Schiff inclined his head as Nadler whispered heatedly into his ear: “Adam, we can’t let them get away with this. These are blatant lies about my committee.” Schiff pursed his lips and considered — as calm as Nadler was pugnacious. Schiff recommended that we not respond too aggressively to their bait. Instead, he wanted to stick with our plan for that first day: March through the witnesses and the documents, demand that the Senate subpoena witnesses, and display our elaborate multimedia presentations.

Nadler’s turn to speak was fast approaching. He would be arguing for the Senate to issue a subpoena for our most important potential witness, John Bolton, but I knew he’d want to respond to Philbin, too. “What are you going to say?” I asked Nadler.

We had been side by side long enough that I trusted he understood I was not asking how he would be approaching his argument for Bolton. I wanted to know how he’d respond to Trump’s attempt (by proxy) at derailing the integrity of the court.
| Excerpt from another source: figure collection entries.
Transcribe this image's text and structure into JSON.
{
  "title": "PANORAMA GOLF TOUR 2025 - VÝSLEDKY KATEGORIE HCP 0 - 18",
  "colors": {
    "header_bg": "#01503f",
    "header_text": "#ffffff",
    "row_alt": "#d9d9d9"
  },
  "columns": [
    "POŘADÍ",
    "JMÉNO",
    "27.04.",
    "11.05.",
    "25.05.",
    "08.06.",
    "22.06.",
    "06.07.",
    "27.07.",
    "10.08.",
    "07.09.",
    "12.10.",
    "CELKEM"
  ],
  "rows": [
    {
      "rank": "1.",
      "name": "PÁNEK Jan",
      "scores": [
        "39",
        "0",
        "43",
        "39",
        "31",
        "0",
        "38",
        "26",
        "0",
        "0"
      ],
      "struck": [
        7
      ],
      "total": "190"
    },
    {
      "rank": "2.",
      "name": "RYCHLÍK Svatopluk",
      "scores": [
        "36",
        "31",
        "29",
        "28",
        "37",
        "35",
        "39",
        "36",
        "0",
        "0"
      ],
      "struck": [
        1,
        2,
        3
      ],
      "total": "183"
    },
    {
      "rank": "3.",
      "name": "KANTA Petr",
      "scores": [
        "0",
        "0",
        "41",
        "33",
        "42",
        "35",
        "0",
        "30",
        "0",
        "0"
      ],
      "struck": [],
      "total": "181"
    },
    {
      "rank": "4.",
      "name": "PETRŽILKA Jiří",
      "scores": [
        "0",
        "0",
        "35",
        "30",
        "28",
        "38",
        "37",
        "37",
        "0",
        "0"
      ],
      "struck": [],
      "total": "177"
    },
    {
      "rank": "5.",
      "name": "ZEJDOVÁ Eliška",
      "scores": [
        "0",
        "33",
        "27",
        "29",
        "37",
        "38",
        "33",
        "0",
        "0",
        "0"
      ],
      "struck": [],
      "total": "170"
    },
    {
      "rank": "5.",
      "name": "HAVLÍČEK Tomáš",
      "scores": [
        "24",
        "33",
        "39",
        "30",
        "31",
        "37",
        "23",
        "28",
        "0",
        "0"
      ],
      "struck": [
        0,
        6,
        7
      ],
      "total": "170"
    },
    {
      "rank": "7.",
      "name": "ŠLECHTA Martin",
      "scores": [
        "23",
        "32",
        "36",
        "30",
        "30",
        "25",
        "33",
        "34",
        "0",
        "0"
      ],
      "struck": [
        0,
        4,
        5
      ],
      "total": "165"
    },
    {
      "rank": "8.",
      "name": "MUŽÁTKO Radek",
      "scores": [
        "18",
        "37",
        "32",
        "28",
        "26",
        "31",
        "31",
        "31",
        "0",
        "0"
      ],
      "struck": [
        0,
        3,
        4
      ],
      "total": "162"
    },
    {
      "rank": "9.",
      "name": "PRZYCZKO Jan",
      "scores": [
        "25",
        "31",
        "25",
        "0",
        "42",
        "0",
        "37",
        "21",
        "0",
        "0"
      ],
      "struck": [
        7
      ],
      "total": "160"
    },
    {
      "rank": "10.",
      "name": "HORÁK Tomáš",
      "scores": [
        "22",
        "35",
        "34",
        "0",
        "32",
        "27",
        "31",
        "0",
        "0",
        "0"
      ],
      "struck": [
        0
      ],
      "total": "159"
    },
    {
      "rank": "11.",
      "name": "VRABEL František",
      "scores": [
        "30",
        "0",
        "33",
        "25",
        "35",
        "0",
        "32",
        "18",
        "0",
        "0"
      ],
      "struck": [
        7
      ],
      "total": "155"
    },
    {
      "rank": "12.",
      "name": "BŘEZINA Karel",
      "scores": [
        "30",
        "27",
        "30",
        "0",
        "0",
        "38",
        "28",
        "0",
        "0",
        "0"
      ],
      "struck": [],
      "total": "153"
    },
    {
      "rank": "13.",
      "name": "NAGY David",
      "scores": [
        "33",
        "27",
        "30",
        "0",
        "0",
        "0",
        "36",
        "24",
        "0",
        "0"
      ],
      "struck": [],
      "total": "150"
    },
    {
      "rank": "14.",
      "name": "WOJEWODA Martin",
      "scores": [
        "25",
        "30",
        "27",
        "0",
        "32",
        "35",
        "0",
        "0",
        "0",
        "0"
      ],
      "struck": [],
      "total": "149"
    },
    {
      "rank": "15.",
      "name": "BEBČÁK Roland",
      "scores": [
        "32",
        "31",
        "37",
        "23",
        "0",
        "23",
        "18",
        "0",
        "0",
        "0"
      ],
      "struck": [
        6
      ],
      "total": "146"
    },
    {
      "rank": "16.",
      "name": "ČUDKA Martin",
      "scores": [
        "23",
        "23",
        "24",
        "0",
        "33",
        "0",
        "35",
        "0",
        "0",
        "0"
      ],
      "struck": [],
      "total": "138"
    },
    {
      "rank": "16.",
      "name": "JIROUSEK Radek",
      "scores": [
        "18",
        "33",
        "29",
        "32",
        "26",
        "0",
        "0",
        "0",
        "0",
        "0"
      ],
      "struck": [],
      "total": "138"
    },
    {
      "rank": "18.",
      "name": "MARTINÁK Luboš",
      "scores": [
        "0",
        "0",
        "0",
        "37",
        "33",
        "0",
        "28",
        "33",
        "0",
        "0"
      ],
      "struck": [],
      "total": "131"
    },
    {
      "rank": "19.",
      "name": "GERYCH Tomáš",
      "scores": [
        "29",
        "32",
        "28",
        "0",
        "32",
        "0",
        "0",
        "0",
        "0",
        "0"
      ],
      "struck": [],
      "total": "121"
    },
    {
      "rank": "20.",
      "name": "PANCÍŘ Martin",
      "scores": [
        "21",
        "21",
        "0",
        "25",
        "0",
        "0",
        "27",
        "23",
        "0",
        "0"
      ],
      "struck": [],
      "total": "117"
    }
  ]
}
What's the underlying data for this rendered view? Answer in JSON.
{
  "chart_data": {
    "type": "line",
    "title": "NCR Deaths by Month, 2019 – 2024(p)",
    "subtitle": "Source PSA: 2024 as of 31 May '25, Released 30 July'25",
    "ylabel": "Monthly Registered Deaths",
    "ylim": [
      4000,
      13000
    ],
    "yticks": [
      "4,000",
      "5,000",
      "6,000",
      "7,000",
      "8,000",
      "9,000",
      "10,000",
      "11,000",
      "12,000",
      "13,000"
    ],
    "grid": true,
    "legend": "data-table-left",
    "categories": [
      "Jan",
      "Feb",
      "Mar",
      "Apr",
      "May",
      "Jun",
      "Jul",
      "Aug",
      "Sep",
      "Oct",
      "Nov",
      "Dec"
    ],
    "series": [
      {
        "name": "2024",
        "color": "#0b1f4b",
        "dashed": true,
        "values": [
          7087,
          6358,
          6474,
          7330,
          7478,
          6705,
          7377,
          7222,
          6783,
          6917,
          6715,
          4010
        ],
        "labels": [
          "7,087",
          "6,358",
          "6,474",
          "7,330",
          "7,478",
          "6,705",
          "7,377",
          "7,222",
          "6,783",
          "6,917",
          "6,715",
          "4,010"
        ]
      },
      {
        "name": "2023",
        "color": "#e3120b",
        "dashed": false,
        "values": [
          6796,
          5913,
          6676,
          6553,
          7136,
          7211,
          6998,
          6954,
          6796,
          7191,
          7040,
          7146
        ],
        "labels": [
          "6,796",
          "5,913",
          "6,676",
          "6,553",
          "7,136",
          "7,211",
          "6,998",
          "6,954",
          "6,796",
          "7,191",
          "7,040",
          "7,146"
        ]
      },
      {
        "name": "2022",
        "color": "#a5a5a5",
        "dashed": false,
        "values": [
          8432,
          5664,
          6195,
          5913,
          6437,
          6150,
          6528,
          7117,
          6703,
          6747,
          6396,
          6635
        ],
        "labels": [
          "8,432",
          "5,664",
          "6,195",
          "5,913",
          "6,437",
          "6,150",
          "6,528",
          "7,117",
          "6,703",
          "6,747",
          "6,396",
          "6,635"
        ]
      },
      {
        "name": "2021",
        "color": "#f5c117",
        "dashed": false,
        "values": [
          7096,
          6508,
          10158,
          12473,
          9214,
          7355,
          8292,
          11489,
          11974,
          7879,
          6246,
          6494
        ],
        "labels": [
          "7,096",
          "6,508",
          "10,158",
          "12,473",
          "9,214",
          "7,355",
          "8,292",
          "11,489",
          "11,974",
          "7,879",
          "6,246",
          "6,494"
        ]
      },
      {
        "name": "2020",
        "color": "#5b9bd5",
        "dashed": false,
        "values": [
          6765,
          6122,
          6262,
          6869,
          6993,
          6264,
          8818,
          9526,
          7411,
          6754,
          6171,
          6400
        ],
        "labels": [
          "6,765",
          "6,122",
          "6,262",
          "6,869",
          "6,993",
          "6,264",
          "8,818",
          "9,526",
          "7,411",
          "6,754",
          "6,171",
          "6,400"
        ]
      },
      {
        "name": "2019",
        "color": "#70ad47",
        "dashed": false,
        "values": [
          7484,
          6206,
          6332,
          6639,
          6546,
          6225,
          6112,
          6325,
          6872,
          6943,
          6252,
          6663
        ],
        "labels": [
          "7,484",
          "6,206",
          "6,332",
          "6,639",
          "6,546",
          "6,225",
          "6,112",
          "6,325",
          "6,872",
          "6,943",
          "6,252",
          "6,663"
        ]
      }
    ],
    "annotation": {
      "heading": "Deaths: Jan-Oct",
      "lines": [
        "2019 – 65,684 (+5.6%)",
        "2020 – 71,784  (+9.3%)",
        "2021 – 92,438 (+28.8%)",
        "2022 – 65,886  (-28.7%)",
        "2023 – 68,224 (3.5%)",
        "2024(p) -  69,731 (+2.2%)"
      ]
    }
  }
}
How do you handle a situation where it’s not just the president who has lied but his counsel, in the course of a trial over the president’s own prevarications? How can you have a trial if the combatants won’t abide by a shared understanding of what is and is not in bounds?

Nadler replied immediately, proposing an antidote — the only one that works in this kind of situation. It was the North Star that had guided him through his decades in politics and all of us through the entire impeachment year.

“The truth,” he answered.

Nadler rose and blasted Trump’s lawyers: “They lie, and lie and lie and lie.” He explained that they didn’t want the Senate to hear from Bolton “because they know he knows too much.” And then he lit into the senators themselves, warning that the Senate was “on trial in the eyes of the American people.” Voting against testimony from Bolton and other witnesses was “voting for a coverup” and “obviously a treacherous vote.”

As Nadler returned to our table, all hell broke loose, with Trump’s counsel furiously arguing back and Sen. Susan Collins (R-Maine) complaining to Chief Justice John Roberts, who ultimately reprimanded both sides. Nadler kept his face studiously neutral through it all. As he pointed out to me and Berke in a low voice, “It is treacherous and they are lying.”

Nadler wouldn’t win any awards for diplomacy. But he saw what lay ahead: the betrayal of our Constitution by the Republican senators who would embrace the lies — and the need to rely on the judgment of the American people instead. In fewer than 100 days, they will cast the ultimate verdict on the president and his enablers.

This article is adapted from “A Case for the American People: The United States v. Donald J. Trump.”

CORRECTION: An earlier version of this story misidentified the state Rep. Jason Crow represents in Congress. He is from Colorado, not Wisconsin.